Mi sembra di ricordare ogni lettera motivazionale imbucata con tante speranze, ogni cv compilato, ogni application che ho fatto e a cui non ho mai ricevuto risposta, e poi tutte le telefonate per fissare un colloquio: dalla prima, nevicava ed ero terrorizzata all'ultima, a luglio, con un vestito estivo ed i sandali ed un po' di consapevolezza di me in più. Rivedo tutti i colloqui di gruppo, più simili a giochi di ruolo che a veri colloqui, con tutte le persone che ho incrociato, e poi, dopo tanti timori, dopo due mesi e mezzo che allora mi sono sembrati così lunghi, finalmente la svolta: il mio primo stage, seguito dal mio primo vero contratto, e poi ancora, dopo tante ricerche, il mio lavoro a Bologna.
Che anno il mio 2011! Iniziato da freschissima neo-laureata e terminato da lavoratrice con già due contratti firmati alle spalle! No, non posso certo lamentarmi, e se a livello personale, tutto è andato più o meno bene, per il 2012, oltre ad augurarmi che per me continui così, ho anche tanti piccoli e grandi progetti da portare avanti. Nel 2012 vorrei riuscire a coltivare maggiormente i miei interessi, vorrei avere più tempo da dedicare ai miei amici, vorrei fare più attività fisica, vorrei essere meno condizionata dal giudizio e dalle aspettative degli altri, vorrei essere più risoluta nelle mie decisioni, vorrei andare a Parigi e in Sicilia, vorrei migliorare il mio inglese, vorrei vedere tanti bei film, leggere tanti libri, rivedere i miei amici dell'erasmus, imparare a camminare sui tacchi a spillo...
E il 2011 del resto del mondo com'è stato? Da Fukushima alla crisi, dalle inondazioni in tutto il paese allo spread che sale, dalle dimissioni di Berlusconi al governo Monti, dal protagonismo del nostro grane Presidente della Repubblica Napolitano all'irresponsabilità e alla bassezza delle Lega, dalla cattura di Bin Laden a quella di Gheddafi, dagli indignados a Se non ora quando... 
Dopo un anno così, pieno di crisi, preoccupazione, tragedie e sconforto (ma con alcuni spiragli importanti), oltre ai miei piccoli desideri quotidiani, penso anche alla mia generazione e al mio paese, e spero che il 2012 possa essere un anno di svolta. E quindi oltre a sperare nella pace del mondo, a cui comunque è sempre opportuno pensare, vorrei vedere un 2012 all'insegna del lavoro, vorrei che i miei amici trovassero occupazioni e contratti degni del loro impegno, della loro formazione e delle loro ambizioni, e non più solo stage gratuiti, vorrei che gli italiani smettessero di fare i furbi ed iniziassero a sentire la responsabilità e il dovere di pagare tutti le tasse, vorrei che le donne avessero le stesse opportunità degli uomini, in tutti i settori, vorrei che si prendesse sul serio la sicurezza sul lavoro, vorrei che la si piantasse con la xenofobia, vorrei che ci fosse un sentimento di collettività e coesione, no, non di nazionalismo, semplicemente di unità. Forse vorrei tante, troppe cose, eppure nessuna di queste mi sembra impossibile. Forse però la cosa più bella che vorrei, e che spero di riuscire a fare anche io, è che le persone riescano a vivere la propria vita collettivamente, senza pensare sempre e solo al proprio piccolo orticello, ma che si interessino agli altri, senza essere egoisti ma cercando di lottare per il bene di tutti. 
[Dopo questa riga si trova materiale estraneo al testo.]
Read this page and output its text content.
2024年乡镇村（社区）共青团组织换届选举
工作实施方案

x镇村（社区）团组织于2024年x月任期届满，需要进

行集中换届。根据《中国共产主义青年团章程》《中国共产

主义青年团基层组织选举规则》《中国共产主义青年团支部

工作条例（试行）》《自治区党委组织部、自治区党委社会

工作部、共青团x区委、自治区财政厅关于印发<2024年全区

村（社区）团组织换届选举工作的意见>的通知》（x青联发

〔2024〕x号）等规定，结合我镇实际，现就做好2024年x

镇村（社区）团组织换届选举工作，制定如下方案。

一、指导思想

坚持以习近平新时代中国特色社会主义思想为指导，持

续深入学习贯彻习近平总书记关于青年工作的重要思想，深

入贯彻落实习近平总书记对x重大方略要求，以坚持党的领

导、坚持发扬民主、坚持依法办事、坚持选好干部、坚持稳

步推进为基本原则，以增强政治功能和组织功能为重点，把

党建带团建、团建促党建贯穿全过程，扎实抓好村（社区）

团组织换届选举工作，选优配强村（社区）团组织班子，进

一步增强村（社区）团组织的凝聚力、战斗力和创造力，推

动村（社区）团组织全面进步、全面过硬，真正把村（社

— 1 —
E poi fra una settimana rinizierò a lavorare, dopo tutte queste ferie, di nuovo il solito tran tran, e abbandonerò tutti i pensieri, le riflessioni, le analisi filosofiche di questi giorni per passare all'azione, sperando di non abbandonare anche troppi buoni propositi! Ma dopo aver notato, grazie alla mia agenda, quanto scorre in fretta il tempo, non sono molto preoccupata...in fondo a luglio manca ormai pochissimo!